Improving Grantee Performance

OVW funds training and technical assistance to support grantees in aligning their work with effective strategies.  OVW also provides direct training and technical assistance to help grantees manage their grant funds, adhere to requirements, and implement effective programs.  In CY 2016, OVW technical assistance providers reported training over 126,000 people, including law enforcement officers, victim advocates, prosecutors, judges, and more.

OVW launched its Research and Evaluation Initiative in FY 2016 to generate empirical knowledge about which OVW-funded strategies are most effective for serving victims and holding offenders accountable.  Fifteen projects totaling over $5.5 million are currently underway, and OVW expects these studies to identify the outcomes and impacts of various approaches to combatting domestic and sexual violence.

Conclusion

Again, I want to thank you, Chairman Grassley, Ranking Member Feinstein, and members of the Committee, for the opportunity to testify before you today about the importance of OVW’s work in implementing VAWA.  As a nation, we have made great strides.  We have changed the way our communities respond to the four VAWA crimes.  But, there is still work to do if we are to reach our collective goal of breaking the cycle of violence that plagues families and communities across our country.  The Trump Administration is dedicated to building upon the achievements of VAWA and ending sexual assault, domestic violence, dating violence, and stalking.

 

[1] These data were reported by OVW grantees and subgrantees in their performance reports, and are published in biennial reports to Congress (available at https://www.justice.gov/ovw/reports-congress) and six-month program summaries (available at http://muskie.usm.maine.edu/vawamei/summaryreports.htm).  References to a “recent two-year period” refer to July 2013 through June 2015, coinciding with OVW’s most recent (2016) report to Congress.

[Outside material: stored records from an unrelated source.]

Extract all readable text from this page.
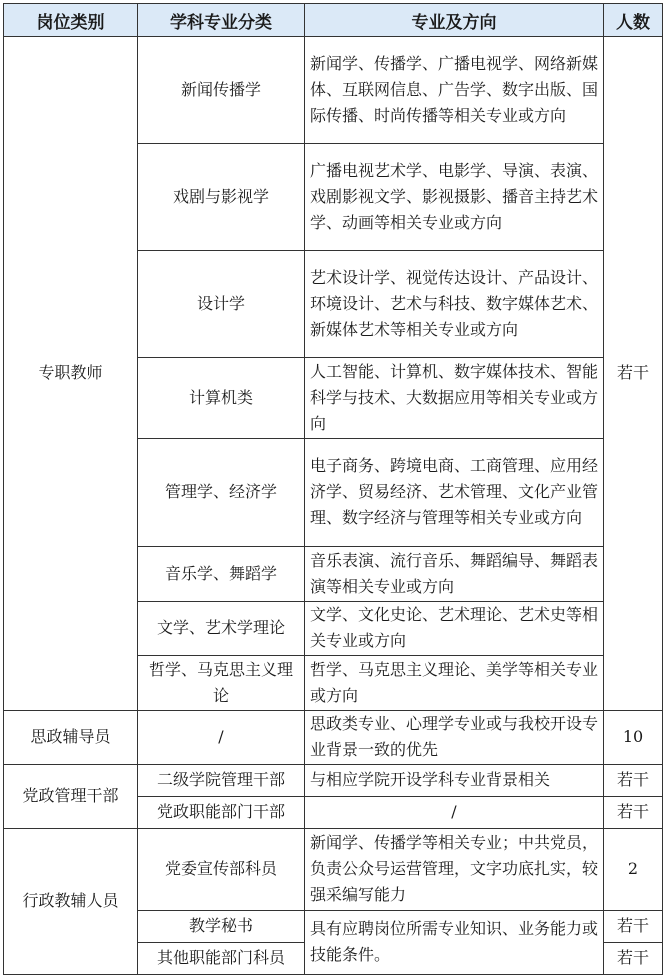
岗位类别	学科专业分类	专业及方向	人数
专职教师	新闻传播学	新闻学、传播学、广播电视学、网络新媒体、互联网信息、广告学、数字出版、国际传播、时尚传播等相关专业或方向	若干
	戏剧与影视学	广播电视艺术学、电影学、导演、表演、戏剧影视文学、影视摄影、播音主持艺术学、动画等相关专业或方向	
	设计学	艺术设计学、视觉传达设计、产品设计、环境设计、艺术与科技、数字媒体艺术、新媒体艺术等相关专业或方向	
	计算机类	人工智能、计算机、数字媒体技术、智能科学与技术、大数据应用等相关专业或方向	
	管理学、经济学	电子商务、跨境电商、工商管理、应用经济学、贸易经济、艺术管理、文化产业管理、数字经济与管理等相关专业或方向	
	音乐学、舞蹈学	音乐表演、流行音乐、舞蹈编导、舞蹈表演等相关专业或方向	
	文学、艺术学理论	文学、文化史论、艺术理论、艺术史等相关专业或方向	
	哲学、马克思主义理论	哲学、马克思主义理论、美学等相关专业或方向	
思政辅导员	/	思政类专业、心理学专业或与我校开设专业背景一致的优先	10
党政管理干部	二级学院管理干部	与相应学院开设学科专业背景相关	若干
	党政职能部门干部	/	若干
行政教辅人员	党委宣传部科员	新闻学、传播学等相关专业；中共党员，负责公众号运营管理，文字功底扎实，较强采编写能力	2
	教学秘书	具有应聘岗位所需专业知识、业务能力或技能条件。	若干
	其他职能部门科员		若干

[2] Congress has never appropriated funds for the CHOOSE Children and Youth Program, which was authorized by VAWA 2013. Instead, since FY 2012, Congress has appropriated funds for a Consolidated Youth Program, which incorporates the purposes of four youth-focused programs that existed prior to VAWA 2013. Because the appropriations acts give OVW broad flexibility to shape the Consolidated Youth Program, and because Congress indicated its intent in VAWA 2013 to add sex trafficking as a primary victimization in OVW’s youth-focused grant funding, OVW has included services for youth victims of sex trafficking as an allowable activity under the Consolidated Youth Program.

[3] 34 U.S.C. 12291(b)(4). VAWA 2013 incorporates the definition of “severe forms of trafficking in persons” found at 22 U.S.C. 7102, which encompasses both sex and labor trafficking.